Teens Grow Greens is a nine-month paid internship program for high school students. Sylvia Wilson, Program Director for Teens Grow Greens, says it's a way to prepare students for their future.
"It's really rooted in urban agriculture but we go through a number of different lessons and sessions throughout the program," said Wilson. "They learn about leadership, they learn about how to work together as a team, they learn about healthy eating and living and cooking."
Teens Grow Greens has been focused on the North Side of Milwaukee for six years and this summer is the first summer that the program has extended its doors to the South Side. However, there is a slight variation. Instead of a nine-month program, Teens Grow Greens are testing a 12-week pilot program. Charlie Uihlein, Co-Founder and Executive Director of Teens Grow Greens, said they expanded simply because there was a demand.

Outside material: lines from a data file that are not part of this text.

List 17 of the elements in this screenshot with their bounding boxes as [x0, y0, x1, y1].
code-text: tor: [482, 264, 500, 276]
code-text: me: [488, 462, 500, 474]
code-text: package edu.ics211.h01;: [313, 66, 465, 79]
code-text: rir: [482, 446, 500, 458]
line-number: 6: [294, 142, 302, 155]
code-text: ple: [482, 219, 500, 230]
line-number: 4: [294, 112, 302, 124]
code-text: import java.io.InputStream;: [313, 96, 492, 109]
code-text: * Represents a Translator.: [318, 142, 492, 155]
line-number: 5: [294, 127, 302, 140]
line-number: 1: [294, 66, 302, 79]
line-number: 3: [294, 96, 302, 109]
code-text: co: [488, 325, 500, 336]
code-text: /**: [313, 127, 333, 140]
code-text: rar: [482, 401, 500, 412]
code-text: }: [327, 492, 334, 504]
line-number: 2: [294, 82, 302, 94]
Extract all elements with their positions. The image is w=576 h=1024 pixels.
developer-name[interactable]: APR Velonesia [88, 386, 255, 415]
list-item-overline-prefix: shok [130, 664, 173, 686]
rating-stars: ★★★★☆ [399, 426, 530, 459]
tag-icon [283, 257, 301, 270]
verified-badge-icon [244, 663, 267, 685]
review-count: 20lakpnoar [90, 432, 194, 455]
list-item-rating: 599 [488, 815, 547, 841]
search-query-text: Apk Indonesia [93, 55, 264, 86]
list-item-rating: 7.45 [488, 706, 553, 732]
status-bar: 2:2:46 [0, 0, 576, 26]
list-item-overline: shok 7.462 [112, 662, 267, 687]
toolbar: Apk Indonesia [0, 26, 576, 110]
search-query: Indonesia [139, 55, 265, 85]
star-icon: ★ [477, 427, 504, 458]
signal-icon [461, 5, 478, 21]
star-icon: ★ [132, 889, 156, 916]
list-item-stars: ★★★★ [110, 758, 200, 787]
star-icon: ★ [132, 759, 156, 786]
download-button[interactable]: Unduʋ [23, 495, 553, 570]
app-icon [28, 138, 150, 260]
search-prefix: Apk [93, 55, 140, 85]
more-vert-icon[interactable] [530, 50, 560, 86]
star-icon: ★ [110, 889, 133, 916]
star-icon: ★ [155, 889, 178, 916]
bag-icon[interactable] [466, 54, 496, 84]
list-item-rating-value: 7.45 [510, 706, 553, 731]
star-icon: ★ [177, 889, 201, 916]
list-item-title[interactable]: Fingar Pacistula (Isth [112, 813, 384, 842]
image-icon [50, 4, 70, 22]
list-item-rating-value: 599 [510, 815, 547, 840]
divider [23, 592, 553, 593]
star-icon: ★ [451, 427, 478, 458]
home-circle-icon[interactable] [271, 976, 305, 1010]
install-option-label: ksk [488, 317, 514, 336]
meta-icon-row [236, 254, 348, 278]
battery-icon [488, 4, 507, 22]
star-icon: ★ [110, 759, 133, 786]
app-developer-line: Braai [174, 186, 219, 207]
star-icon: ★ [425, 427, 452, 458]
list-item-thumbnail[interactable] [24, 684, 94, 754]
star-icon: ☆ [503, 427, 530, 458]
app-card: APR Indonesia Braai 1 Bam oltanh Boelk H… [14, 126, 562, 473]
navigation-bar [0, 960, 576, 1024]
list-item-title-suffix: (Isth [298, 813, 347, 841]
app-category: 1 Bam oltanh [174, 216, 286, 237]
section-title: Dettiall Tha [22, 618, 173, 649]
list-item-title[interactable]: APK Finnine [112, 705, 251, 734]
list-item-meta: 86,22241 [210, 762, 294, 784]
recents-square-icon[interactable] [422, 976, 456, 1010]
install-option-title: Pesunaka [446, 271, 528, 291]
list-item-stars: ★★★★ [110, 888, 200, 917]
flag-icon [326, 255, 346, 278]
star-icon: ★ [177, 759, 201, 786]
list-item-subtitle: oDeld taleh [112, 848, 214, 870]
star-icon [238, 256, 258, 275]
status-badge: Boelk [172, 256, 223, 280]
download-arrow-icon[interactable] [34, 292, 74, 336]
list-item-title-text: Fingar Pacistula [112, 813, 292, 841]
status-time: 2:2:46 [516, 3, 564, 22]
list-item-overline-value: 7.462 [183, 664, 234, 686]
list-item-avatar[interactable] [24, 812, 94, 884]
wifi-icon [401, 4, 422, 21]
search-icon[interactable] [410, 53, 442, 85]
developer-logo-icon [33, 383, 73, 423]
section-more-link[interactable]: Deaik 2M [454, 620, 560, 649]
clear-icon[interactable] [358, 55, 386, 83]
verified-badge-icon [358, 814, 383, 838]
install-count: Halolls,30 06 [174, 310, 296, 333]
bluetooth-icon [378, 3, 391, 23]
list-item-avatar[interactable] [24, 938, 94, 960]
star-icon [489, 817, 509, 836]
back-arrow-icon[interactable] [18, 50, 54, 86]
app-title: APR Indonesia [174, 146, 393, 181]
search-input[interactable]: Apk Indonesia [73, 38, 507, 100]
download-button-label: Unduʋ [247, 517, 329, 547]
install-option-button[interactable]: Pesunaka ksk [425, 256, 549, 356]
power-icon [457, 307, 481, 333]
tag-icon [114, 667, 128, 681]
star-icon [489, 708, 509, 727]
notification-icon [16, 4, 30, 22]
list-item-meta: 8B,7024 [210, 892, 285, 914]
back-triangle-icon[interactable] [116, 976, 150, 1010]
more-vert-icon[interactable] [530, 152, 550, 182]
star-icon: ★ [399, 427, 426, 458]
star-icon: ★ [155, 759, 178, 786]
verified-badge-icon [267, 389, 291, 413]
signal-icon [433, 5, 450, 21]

"Neighborhood organizations, as well as community organizations, reached out to us," said Uihlein. "We also had a lot of students from who either lived or go to school on the South Side who said they wanted to part of the internship, but we found that in the past transportation it was too much to get from the South Side all the way to the North Side."
If you visualize this program as a tree, the roots are essentially the foundation. Teens Grow Greens call this foundation "The 3 R's" which are respect, responsibility and resilience. Then, the foundation turns into tree branches which are leadership, healthy living, and self-efficacy. Wilson says their attention is on the students.
"Our main focus with the teens is always just personal development," said Wilson. "We take a very human-centered approach, we try to get to know each teen, where they are when they enter the program and just wanting them to grow as an individual."
The South Side interns spend some of their time participating in a program called Kids Grow Greens where the interns mentor third through fifth-grade students. Some of their responsibilities are reading books that revolve around traits like grit and emotion in order for kids to develop a sense of character. They also have cooking classes where they teach kids how to grow food and eat healthily.
Cyprus Mooreschild, one of the interns, said his favorite part of the program is the people and the field trips.
"They don't seem like work," said Mooreschild. "One time we went to Chicago and we went on Yacht where they had a buffet, a DJ, it was a big boat and we got paid to do this."
Teens grow greens hopes to extend the south side internship to the full nine months in order to continue impacting students across Milwaukee.